Description
A new replication-defective, vaccinia-derived, CHO-manufactured, vaccine vector system (SCV) is effective in preclinical studies against Zika and chikungunya viruses
Natalie A. Prow1,2, Liang Liu2, Eri Nakayama3, Tamara H. Cooper2, Kexin Yan1, Preethi Eldi2, Jessamine Hazelwood1, Yin Xiang Setoh4, Alexander A Khromykh4, Jody Hobson-Peters4, Kerrilyn R. Diener5, Paul M. Howley6, John D. Hayball2,5, Andreas Suhrbier1
1 QIMR Berghofer Medical Research Institute, Brisbane, Australia; 2School of Pharmacy and Medical Sciences, University of South Australia, Adelaide, Australia; 3Department of Virology I, National Institute of Infectious Diseases, Tokyo, Japan; 4School of Chemistry and Molecular Biosciences, The University of Queensland, St Lucia, Australia; 5Robinson Research Institute and Adelaide Medical School, University of Adelaide, Adelaide, Australia; 6Sementis Ltd., Melbourne, Australia
Platform technologies that can be rapidly adapted to develop and produce vaccines on a commercial scale are needed to counter current and emerging infectious disease threats.
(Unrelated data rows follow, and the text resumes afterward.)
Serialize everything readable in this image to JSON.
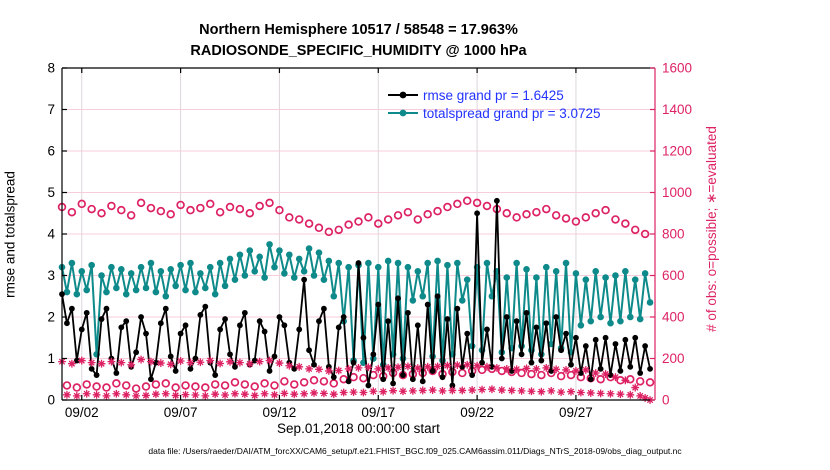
{
  "title": {
    "line1": "Northern Hemisphere 10517 / 58548 = 17.963%",
    "line2": "RADIOSONDE_SPECIFIC_HUMIDITY @ 1000 hPa"
  },
  "footer": "data file: /Users/raeder/DAI/ATM_forcXX/CAM6_setup/f.e21.FHIST_BGC.f09_025.CAM6assim.011/Diags_NTrS_2018-09/obs_diag_output.nc",
  "legend": {
    "entries": [
      {
        "label": "rmse grand pr = 1.6425",
        "series": "rmse"
      },
      {
        "label": "totalspread grand pr = 3.0725",
        "series": "totalspread"
      }
    ]
  },
  "colors": {
    "rmse": "#000000",
    "totalspread": "#0e8a8a",
    "obs": "#dd2264",
    "legend_text": "#2233ff",
    "grid_h": "#f7ccdb",
    "grid_v": "#ddd6dc",
    "axis_left": "#000000",
    "axis_right": "#dd2264"
  },
  "chart_data": {
    "type": "line",
    "title": "Northern Hemisphere 10517 / 58548 = 17.963% | RADIOSONDE_SPECIFIC_HUMIDITY @ 1000 hPa",
    "xlabel": "Sep.01,2018 00:00:00 start",
    "ylabel_left": "rmse and totalspread",
    "ylabel_right": "# of obs: o=possible; ∗=evaluated",
    "grand_pr": {
      "rmse": 1.6425,
      "totalspread": 3.0725
    },
    "obs_possible_total": 58548,
    "obs_evaluated_total": 10517,
    "obs_evaluated_percent": 17.963,
    "x_start_day": 1,
    "x_step_days": 0.25,
    "xlim_days": [
      1,
      31
    ],
    "xticks": [
      {
        "day": 2,
        "label": "09/02"
      },
      {
        "day": 7,
        "label": "09/07"
      },
      {
        "day": 12,
        "label": "09/12"
      },
      {
        "day": 17,
        "label": "09/17"
      },
      {
        "day": 22,
        "label": "09/22"
      },
      {
        "day": 27,
        "label": "09/27"
      }
    ],
    "ylim_left": [
      0,
      8
    ],
    "yticks_left": [
      0,
      1,
      2,
      3,
      4,
      5,
      6,
      7,
      8
    ],
    "ylim_right": [
      0,
      1600
    ],
    "yticks_right": [
      0,
      200,
      400,
      600,
      800,
      1000,
      1200,
      1400,
      1600
    ],
    "series": [
      {
        "name": "possible",
        "marker": "open-circle",
        "axis": "right",
        "values": [
          930,
          70,
          905,
          60,
          945,
          75,
          920,
          65,
          900,
          60,
          935,
          80,
          915,
          70,
          890,
          55,
          950,
          65,
          925,
          75,
          910,
          80,
          895,
          60,
          940,
          70,
          915,
          65,
          925,
          60,
          945,
          75,
          905,
          70,
          930,
          85,
          920,
          75,
          900,
          65,
          935,
          80,
          950,
          70,
          915,
          90,
          880,
          75,
          870,
          85,
          850,
          95,
          830,
          90,
          810,
          80,
          820,
          100,
          845,
          110,
          860,
          105,
          880,
          120,
          850,
          115,
          870,
          130,
          890,
          120,
          905,
          125,
          870,
          130,
          895,
          140,
          910,
          125,
          930,
          135,
          945,
          130,
          960,
          140,
          950,
          145,
          935,
          150,
          920,
          140,
          900,
          135,
          880,
          130,
          895,
          125,
          905,
          120,
          920,
          130,
          890,
          115,
          875,
          120,
          860,
          110,
          880,
          105,
          900,
          100,
          915,
          110,
          870,
          95,
          850,
          100,
          820,
          90,
          800,
          85
        ]
      },
      {
        "name": "totalspread",
        "marker": "line-dot",
        "axis": "left",
        "values": [
          3.2,
          2.6,
          3.3,
          2.55,
          3.1,
          2.65,
          3.25,
          1.1,
          3.0,
          2.6,
          3.2,
          2.7,
          3.15,
          2.55,
          3.05,
          2.65,
          3.2,
          2.7,
          3.3,
          2.6,
          3.1,
          2.5,
          3.15,
          2.75,
          3.25,
          2.65,
          3.3,
          2.6,
          3.05,
          2.7,
          3.2,
          2.55,
          3.3,
          2.75,
          3.4,
          2.9,
          3.5,
          3.0,
          3.6,
          3.1,
          3.45,
          2.95,
          3.75,
          3.2,
          3.6,
          3.05,
          3.5,
          2.95,
          3.4,
          3.1,
          3.65,
          3.0,
          3.55,
          2.9,
          3.35,
          2.5,
          3.3,
          1.9,
          3.2,
          0.95,
          3.25,
          0.9,
          3.3,
          1.0,
          3.2,
          0.85,
          3.35,
          1.1,
          3.3,
          1.0,
          3.2,
          2.4,
          3.1,
          2.5,
          3.3,
          1.05,
          3.35,
          0.95,
          3.25,
          1.1,
          3.3,
          2.4,
          2.9,
          1.3,
          3.2,
          1.2,
          3.3,
          2.5,
          3.1,
          1.15,
          2.95,
          1.25,
          3.3,
          1.3,
          3.15,
          1.2,
          2.95,
          1.1,
          3.2,
          1.35,
          3.1,
          1.25,
          3.3,
          1.15,
          3.05,
          1.8,
          2.9,
          1.9,
          3.1,
          2.0,
          2.95,
          1.85,
          3.0,
          1.9,
          3.1,
          2.0,
          2.9,
          1.95,
          3.05,
          2.35
        ]
      },
      {
        "name": "rmse",
        "marker": "line-dot",
        "axis": "left",
        "values": [
          2.55,
          1.85,
          2.2,
          0.95,
          1.7,
          2.1,
          0.75,
          0.6,
          1.95,
          2.2,
          1.0,
          0.65,
          1.75,
          1.9,
          0.8,
          1.15,
          2.0,
          1.6,
          0.5,
          0.9,
          1.85,
          2.2,
          1.05,
          0.7,
          1.6,
          1.8,
          0.75,
          1.0,
          2.05,
          2.25,
          0.9,
          0.6,
          1.7,
          1.95,
          1.1,
          0.8,
          1.8,
          2.1,
          0.85,
          0.95,
          1.9,
          1.65,
          0.7,
          1.05,
          2.0,
          1.8,
          0.9,
          0.75,
          1.7,
          2.9,
          1.2,
          0.85,
          1.9,
          2.2,
          0.8,
          0.55,
          1.75,
          2.0,
          0.45,
          0.9,
          3.3,
          1.5,
          0.35,
          1.1,
          2.3,
          0.5,
          1.9,
          0.4,
          2.45,
          0.6,
          2.1,
          0.5,
          1.8,
          0.45,
          2.3,
          0.7,
          2.5,
          0.55,
          1.95,
          0.35,
          2.2,
          0.8,
          1.6,
          0.6,
          4.5,
          0.9,
          1.7,
          0.8,
          4.8,
          1.0,
          2.0,
          0.7,
          1.9,
          1.1,
          2.1,
          0.9,
          1.75,
          0.95,
          1.85,
          0.7,
          2.0,
          1.2,
          1.6,
          0.85,
          1.5,
          0.65,
          1.3,
          0.5,
          1.45,
          0.75,
          1.5,
          0.6,
          1.35,
          0.7,
          1.45,
          0.8,
          1.5,
          0.65,
          1.3,
          0.75
        ]
      },
      {
        "name": "evaluated",
        "marker": "asterisk",
        "axis": "right",
        "values": [
          185,
          25,
          175,
          20,
          190,
          30,
          180,
          25,
          175,
          20,
          185,
          30,
          180,
          25,
          170,
          20,
          195,
          22,
          185,
          28,
          178,
          30,
          172,
          22,
          188,
          26,
          180,
          24,
          182,
          20,
          190,
          28,
          176,
          24,
          184,
          30,
          180,
          28,
          174,
          22,
          185,
          30,
          190,
          25,
          178,
          32,
          165,
          28,
          160,
          30,
          150,
          34,
          148,
          32,
          140,
          28,
          142,
          36,
          150,
          38,
          155,
          36,
          158,
          42,
          150,
          40,
          155,
          45,
          158,
          42,
          162,
          44,
          154,
          46,
          160,
          48,
          162,
          44,
          166,
          46,
          168,
          46,
          170,
          48,
          165,
          50,
          160,
          52,
          155,
          48,
          150,
          46,
          148,
          44,
          152,
          42,
          150,
          40,
          155,
          44,
          148,
          38,
          145,
          40,
          140,
          36,
          145,
          34,
          130,
          32,
          125,
          30,
          110,
          28,
          95,
          25,
          60,
          20,
          10,
          0
        ]
      }
    ]
  }
}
An adaptable viral-vector with a Chinese hamster ovary (CHO) cell-based vaccine development and manufacturing process may be one way to best achieve this goal. Herein we describe a vaccinia virus (VACV)-derived vaccine platform termed 'Sementis Copenhagen Vector' (SCV), which has been genetically attenuated by deletion of the essential viral assembly gene, D13L. The SCV can be propagated in rescue CHO cells engineered to express D13, thereby providing a biopharmaceutical industry-standard manufacturing pathway to commercial SCV vaccine production. To illustrate the utility of the SCV vaccine platform technology, a SCV-chikungunya virus (CHIKV) vaccine (SCV-CHIK) and a single-vectored Zika chikungunya vaccine (SCV-ZIKA/CHIK) were developed. A single vaccination of mice with SCV-CHIK was able to induce CHIKV-specific antibody responses that could neutralise CHIKV and provide protection following challenge. Furthermore, a single vectored multi-disease vaccine, SCV-ZIKA/CHIK could induce both CHIKV-specific and ZIKA-specific antibody responses and was effective in reducing both Zika virus viraemia and foetal/placental infection in female mice and Zika virus viraemia, testes infection and pathology in male mice. Further validation of the platform has also been achieved in a Zika non-human primate challenge model following a single shot or prime-boost strategy. In summary, we have produced a novel platform technology that can readily be accommodated in a biopharmaceutical industry-standard manufacturing process. A single vector targeting multiple diseases is an innovative approach to reducing “shot burden” for commonly co-circulating viruses.